ECLI:NL:RBMNE:2023:611
Rechtbank Midden-Nederland
- Eerste aanleg - enkelvoudig
- Rechtspraak.nl
Afwijzing aanvraag compensatie transitievergoeding wegens te late indiening en toetsing aan evenredigheidsbeginsel
In deze zaak heeft de Rechtbank Midden-Nederland op 15 februari 2023 uitspraak gedaan in een geschil tussen eiseres, vertegenwoordigd door mr. D. Simons, en de Raad van bestuur van het Uitvoeringsinstituut werknemersverzekeringen (Uwv), vertegenwoordigd door S.N. Westmaas-Kanhai. Eiseres had een aanvraag ingediend voor compensatie van de transitievergoeding die aan werknemer [A] was betaald, maar deze aanvraag werd door het Uwv afgewezen omdat deze te laat was ingediend. De rechtbank heeft de feiten en omstandigheden van de zaak in overweging genomen, waaronder de invoering van de Wet houdende maatregelen met betrekking tot de transitievergoeding en de verplichting om aanvragen via eHerkenning in te dienen.

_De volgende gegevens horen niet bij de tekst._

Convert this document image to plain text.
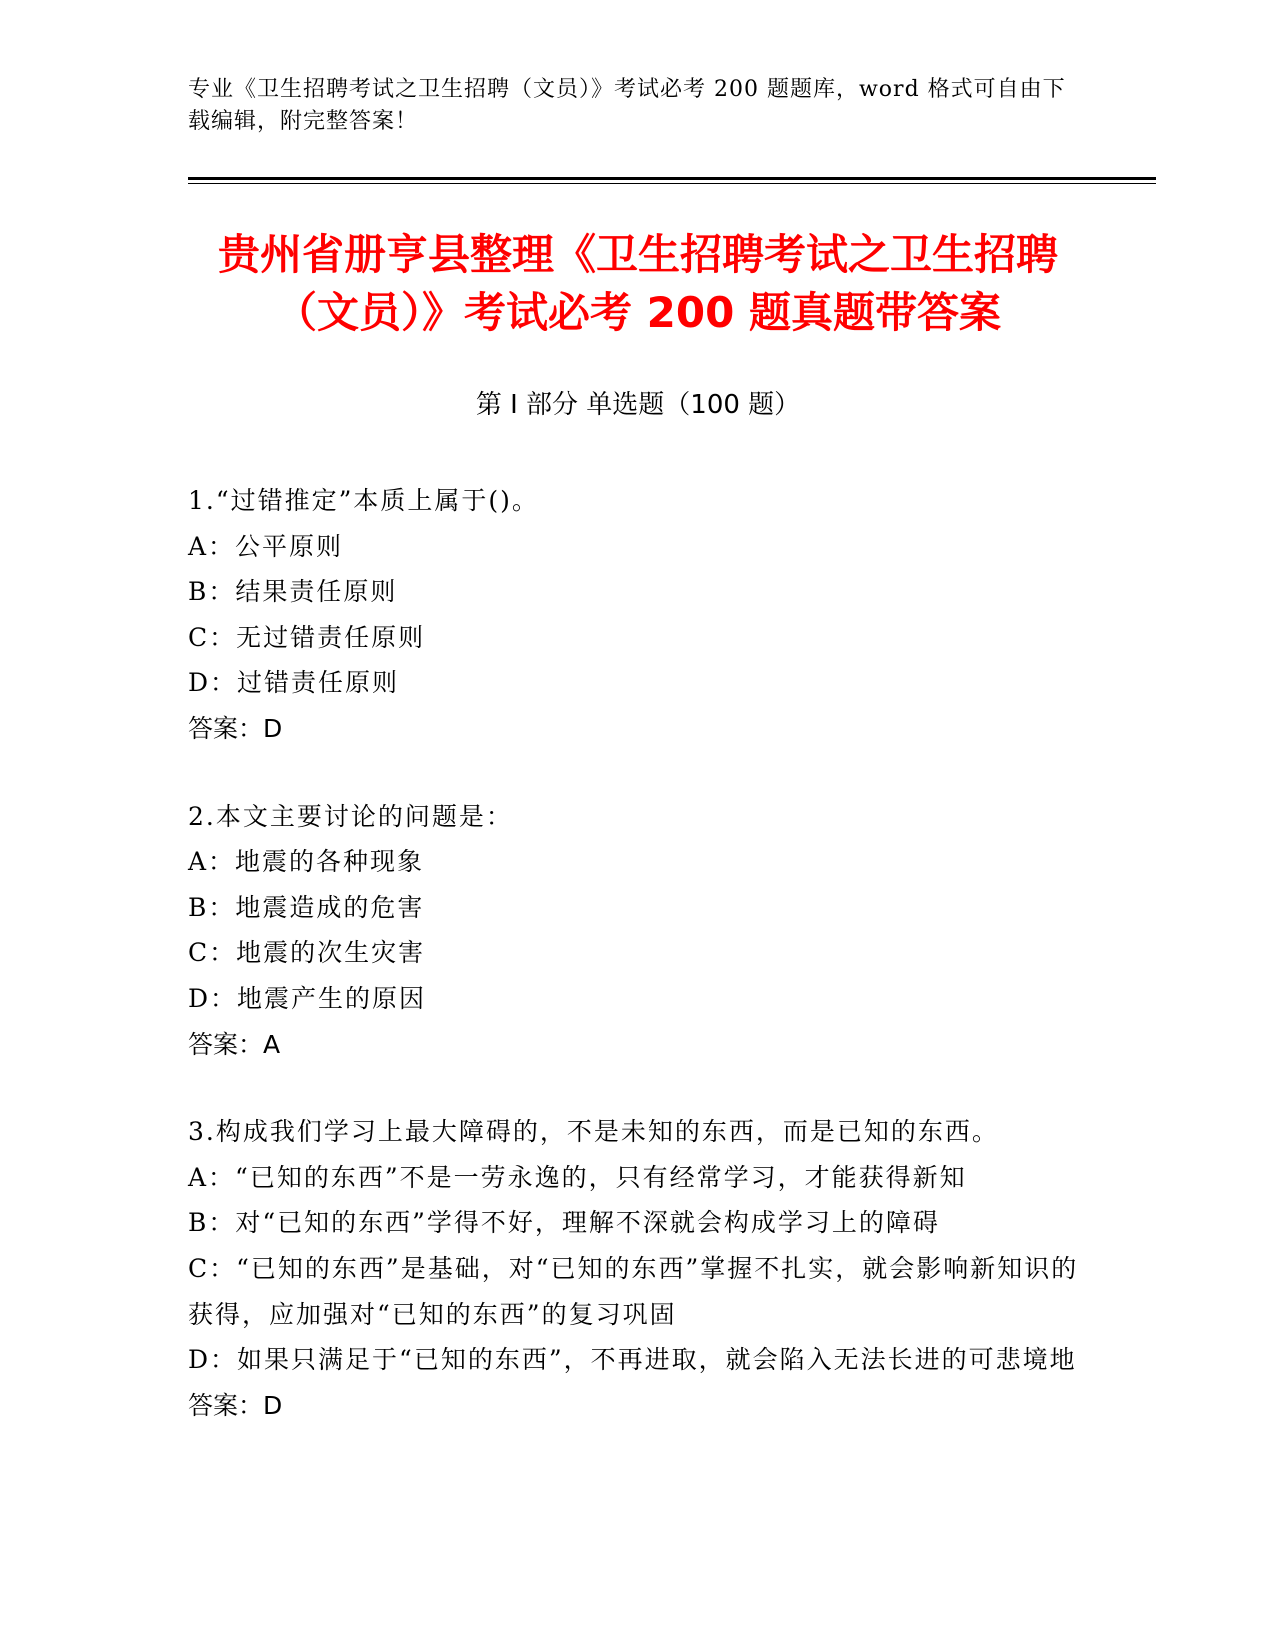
专业《卫生招聘考试之卫生招聘（文员）》考试必考 200 题题库，word 格式可自由下载编辑，附完整答案！
贵州省册亨县整理《卫生招聘考试之卫生招聘（文员）》考试必考 200 题真题带答案
第 I 部分 单选题（100 题）

1.“过错推定”本质上属于()。

A：公平原则

B：结果责任原则

C：无过错责任原则

D：过错责任原则

答案：D

2.本文主要讨论的问题是：

A：地震的各种现象

B：地震造成的危害

C：地震的次生灾害

D：地震产生的原因

答案：A

3.构成我们学习上最大障碍的，不是未知的东西，而是已知的东西。

A：“已知的东西”不是一劳永逸的，只有经常学习，才能获得新知

B：对“已知的东西”学得不好，理解不深就会构成学习上的障碍

C：“已知的东西”是基础，对“已知的东西”掌握不扎实，就会影响新知识的获得，应加强对“已知的东西”的复习巩固

D：如果只满足于“已知的东西”，不再进取，就会陷入无法长进的可悲境地

答案：D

Eiseres stelde dat door personeelswisselingen en de impact van de coronacrisis de aanvraag niet tijdig was ingediend. De rechtbank oordeelde dat de aanvraag vóór 22 december 2020 ingediend had moeten worden, maar dat dit niet was gebeurd. Eiseres beriep zich op het vertrouwensbeginsel, stellende dat het Uwv haar had doen geloven dat de aanvraag was ontvangen. De rechtbank concludeerde echter dat eiseres niet voldoende bewijs had geleverd voor haar stelling dat het Uwv toezeggingen had gedaan over de behandeling van de aanvraag.
De rechtbank heeft de beroepsgrond van eiseres afgewezen en geoordeeld dat het Uwv de aanvraag terecht heeft afgewezen. De rechtbank concludeert dat de strikte toepassing van de termijn in dit geval niet onevenredig was in verhouding tot de doelen die met de regeling worden gediend. Het beroep van eiseres is ongegrond verklaard, en er is geen aanleiding voor een proceskostenveroordeling. De uitspraak is openbaar uitgesproken en partijen zijn op de hoogte gesteld van hun recht om binnen zes weken hoger beroep in te stellen bij de Centrale Raad van Beroep.